Seperti Diburu Hantu Komunisme…

SAFEnet Voice mencatat sejak 2015, 73 persen pelanggaran kebebasan berekspresi dan berkumpul di Indonesia dilakukan dengan tuduhan penyebaran komunisme.

Nurcholis Art
nurcholisart
3 min readMay 5, 2017

--

Pada 1 Mei 2017, Pameran Seni Rupa dengan tema Melihat Lebih Dalam Wiji Thukul karya Andreas Iswinarto di Semarang, mendapatkan protes dari beberapa organisasi masyarakat. Acara itu dituduh sebagai arena penyebaran komunisme. Tapi tuduhan itu dibantah, menurut panitia acara, tuduhan tersebut tentu saja bohong.

Tapi, akibat dari tuduhan tersebut, acara yang rencananya mulai diadakan pada 1 Mei 2017, di gedung Sarikat Islam Semarang, terpaksa ditunda. Hal itu terjadi lantaran pengelola Wakaf Gedung Sarikat Islam merasa keberatan atas penyelenggaraan acara.

Apa yang terjadi pada Pameran Seni Rupa tersebut bukan lah satu-satunya. Sebelumnya, banyak acara-acara seperti diskusi, nonton film, bahkan penerbitan produk jurnalistik dianggap sebagai “PKI gaya baru.”

Padahal, pembatasan atau pelarangan terhadap jalannya acara tersebut bisa menjadi bagian dari pelanggaran terhadap kebebasan bereskpresi dan berpendapat. SAFEnet voice mencatat, selama dua tahun terakhir, ada 59 kasus pelanggaran kebebasan berekspresi dan berkumpul.

Dari 59 kasus pelanggaran, 43 kasus atau sekitar 73 persennya adalah pelanggaran dengan tuduhan penyebaran ajaran komunisme. Sedangkan pelanggaran-pelanggaran lainnya dilakukan dengan tuduhan LGBT sebesar 7 persen atau sebanyak 4 kasus. Dan isu “penentuan nasib sendiri” bangsa Papua sebesar 5 persen atau 3 kasus.
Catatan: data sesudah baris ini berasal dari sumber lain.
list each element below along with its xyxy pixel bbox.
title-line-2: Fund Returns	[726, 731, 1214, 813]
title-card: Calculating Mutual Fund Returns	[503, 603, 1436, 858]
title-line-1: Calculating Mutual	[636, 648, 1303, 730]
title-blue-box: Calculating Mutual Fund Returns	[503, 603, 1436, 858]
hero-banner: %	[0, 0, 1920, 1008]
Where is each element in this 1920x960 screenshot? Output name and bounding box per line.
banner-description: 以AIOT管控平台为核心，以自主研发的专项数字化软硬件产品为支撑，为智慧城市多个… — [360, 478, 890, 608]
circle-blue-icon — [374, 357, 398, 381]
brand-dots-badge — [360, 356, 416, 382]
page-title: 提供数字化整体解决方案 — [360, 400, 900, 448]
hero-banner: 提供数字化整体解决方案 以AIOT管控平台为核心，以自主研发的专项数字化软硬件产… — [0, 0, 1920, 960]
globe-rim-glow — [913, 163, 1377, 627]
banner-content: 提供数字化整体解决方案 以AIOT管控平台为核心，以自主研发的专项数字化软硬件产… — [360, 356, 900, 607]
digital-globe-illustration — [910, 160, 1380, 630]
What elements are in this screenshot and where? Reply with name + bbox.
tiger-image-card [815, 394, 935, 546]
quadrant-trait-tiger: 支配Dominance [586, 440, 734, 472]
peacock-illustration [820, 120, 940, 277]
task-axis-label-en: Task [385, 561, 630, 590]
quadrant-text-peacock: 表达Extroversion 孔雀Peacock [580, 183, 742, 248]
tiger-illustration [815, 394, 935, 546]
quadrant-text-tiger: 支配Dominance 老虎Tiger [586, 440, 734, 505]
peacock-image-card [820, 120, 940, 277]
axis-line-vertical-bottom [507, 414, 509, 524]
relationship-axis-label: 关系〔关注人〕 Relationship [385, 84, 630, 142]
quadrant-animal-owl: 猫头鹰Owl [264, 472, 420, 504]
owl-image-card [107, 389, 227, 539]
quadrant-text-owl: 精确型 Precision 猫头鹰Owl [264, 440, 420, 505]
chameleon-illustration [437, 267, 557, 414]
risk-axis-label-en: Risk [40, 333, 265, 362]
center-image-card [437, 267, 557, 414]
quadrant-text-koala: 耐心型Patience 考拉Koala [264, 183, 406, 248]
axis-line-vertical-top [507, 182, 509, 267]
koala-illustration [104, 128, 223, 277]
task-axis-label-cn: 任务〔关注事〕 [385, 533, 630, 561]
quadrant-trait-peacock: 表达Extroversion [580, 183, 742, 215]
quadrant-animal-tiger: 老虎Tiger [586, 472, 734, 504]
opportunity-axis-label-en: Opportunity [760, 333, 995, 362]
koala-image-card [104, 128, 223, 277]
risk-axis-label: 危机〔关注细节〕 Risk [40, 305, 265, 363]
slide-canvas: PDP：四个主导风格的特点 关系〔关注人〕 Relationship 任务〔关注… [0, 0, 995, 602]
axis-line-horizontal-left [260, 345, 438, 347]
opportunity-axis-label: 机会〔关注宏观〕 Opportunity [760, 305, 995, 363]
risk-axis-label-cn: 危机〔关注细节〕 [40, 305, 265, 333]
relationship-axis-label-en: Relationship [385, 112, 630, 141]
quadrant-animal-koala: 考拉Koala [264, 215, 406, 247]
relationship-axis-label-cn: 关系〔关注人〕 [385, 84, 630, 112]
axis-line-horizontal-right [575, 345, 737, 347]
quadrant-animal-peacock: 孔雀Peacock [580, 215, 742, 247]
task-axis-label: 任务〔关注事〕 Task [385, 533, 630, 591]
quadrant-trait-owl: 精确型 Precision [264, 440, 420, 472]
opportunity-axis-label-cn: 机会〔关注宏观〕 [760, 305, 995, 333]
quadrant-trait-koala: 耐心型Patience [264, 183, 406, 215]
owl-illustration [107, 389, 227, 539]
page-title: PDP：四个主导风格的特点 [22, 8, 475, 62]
Artinya, penyebaran ajaran komunisme merupakan tuduhan terbanyak untuk melakukan pelanggaran.

Peristiwa-peristiwa yang direpresi dengan tuduhan komunisme sebagian besar adalah acara pemutaran film sebanyak 16 kasus. Diskusi, lokakarya, dan seminar sebanyak 14 kasus. Pertunjukan sebanyak 3 kasus. Dan perkumpulan 3 kasus. Pelanggaran kebebasan bereskpresi dan berkumpul dengan tuduhan penyebaran komunisme itu terjadi dalam bentuk pembubaran acara maupun peristiwa lainnya.

Dalam kasus ini, kepolisian ternyata malah menjadi elemen yang paling sering melakukan pelanggaran. Kepolisian melakukan pelanggaran sebanyak 27 kali. Kemudian, pelaku berikutnya disusul oleh ormas-ormas semacam FPI, FUI, dan GPK.

Adapun pihak penyelenggara yang menjadi korban represifitas adalah elemen dari perguruan tinggi. Yang dimaksud di sini adalah seperti Unit Kegiatan Mahasiswa, Badan Eksekutif Mahasiswa, acara yang diadakan kampus, dan lainnya. Pelanggaran terhadap acara-acara yang diselenggarakan oleh elemen perguruan tinggi terjadi sebanyak 18 kali. Disusul oleh acara yang diadakan oleh LSM sebanyak 9 kali.

Pelanggaran dengan tuduhan komunisme ini banyak terjadi terutama di Yogyakarta sebanyak 10 kasus atau kurang lebih 23 persen. Kemudian diikuti dengan Jakarta sebanyak 5 kasu atau kurang lebih 12 persen.